Why do most mental health illnesses first manifest before adulthood? Neuroscientists from UCL have launched a smartphone app to investigate how brain development is linked to mental health in a new citizen science project.

brain explorer app

The ‘Brain Explorer’ app uses the latest insights from neuroscience research to investigate how the brain functions through a series of games aimed at all ages. By playing these games, people can learn about their own brain functions, and at the same time help the researchers to better understand how brain functions are related to the emergence of mental health problems.
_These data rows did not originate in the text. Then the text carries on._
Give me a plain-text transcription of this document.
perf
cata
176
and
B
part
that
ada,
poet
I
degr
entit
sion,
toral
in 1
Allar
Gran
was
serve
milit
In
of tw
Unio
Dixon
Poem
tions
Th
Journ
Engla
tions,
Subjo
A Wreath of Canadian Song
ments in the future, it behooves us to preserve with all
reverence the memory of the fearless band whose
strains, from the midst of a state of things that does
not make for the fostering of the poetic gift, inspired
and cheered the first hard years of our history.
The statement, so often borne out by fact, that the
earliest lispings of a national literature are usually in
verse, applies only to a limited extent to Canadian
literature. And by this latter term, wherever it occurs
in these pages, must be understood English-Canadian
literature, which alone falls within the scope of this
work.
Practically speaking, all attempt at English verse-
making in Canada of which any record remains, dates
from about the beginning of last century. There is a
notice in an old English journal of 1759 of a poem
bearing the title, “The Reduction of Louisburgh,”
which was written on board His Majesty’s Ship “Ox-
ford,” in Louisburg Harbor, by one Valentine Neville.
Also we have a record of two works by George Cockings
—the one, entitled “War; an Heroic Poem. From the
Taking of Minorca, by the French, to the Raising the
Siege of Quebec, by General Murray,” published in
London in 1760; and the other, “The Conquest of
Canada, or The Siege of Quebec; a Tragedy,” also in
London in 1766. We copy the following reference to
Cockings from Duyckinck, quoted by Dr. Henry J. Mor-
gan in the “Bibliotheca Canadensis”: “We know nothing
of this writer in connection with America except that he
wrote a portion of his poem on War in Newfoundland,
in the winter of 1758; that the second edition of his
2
Lead scientist Dr Tobias Hauser, from Queen Square Institute of Neurology, said: “We know that the brain changes substantially during adolescence but we do not know how impaired brain development causes mental health problems. This app will help us understand why mental health problems arise during adolescence.”

A better understanding of how abnormal brain development leads to mental health problems will allow researchers to build new models to predict emerging psychiatric illnesses and could help develop novel interventions.

The Brain Explorer app is a citizen science project that allows everyone to be a researcher and to help understand the mysteries of the brain. In citizen science, the public will directly contribute to research, and, with Brain Explorer, can even do so from their couch at home.

“It is super important to us that everyone can contribute to our research. Mental health affects us all and we want everyone to have a voice and help us discover how the brain is linked to mental health,” said Dr Hauser. The app will allow the researchers to study the mechanisms between changes in the brain and the development of mental health disorders.

The Brain Explorer app is unique because it combines cutting-edge research with a playful and engaging user experience. All brain games and questionnaires are embedded in an outer space game universe. Users are rewarded for their contributions and can win trophies to unlock hidden games. They can compare their own brain performance to others and try to beat their own high scores.

Everyone is invited to download the app and to contribute to science – old and young, both those with and without mental health disorders. Using citizen science not only helps Dr Hauser’s team to collect ‘big data’ from the general population, but also makes the research process much more transparent to the public, a critical measure to counteract the growing scepticism towards science.

Dr Hauser’s team is particularly interested in those mental health problems that are often overlooked. Many mental health disorders, such as obsessive-compulsive disorder (OCD), are common in the population (approx. 1 in 30 people are affected), but are often hidden from public perception. This is particularly problematic as people suffering from OCD often struggle to get appropriate help in time, and research into these disorders is seriously underfunded so researchers still know very little about conditions like OCD.

This citizen science project is conducted at the Max Planck Centre UCL for Computational Psychiatry and Ageing Research, and the Wellcome Centre for Human Neuroimaging at UCL. It is supported by grants from Wellcome and the Royal Society, Jacobs Foundation, and the Medical Research Foundation.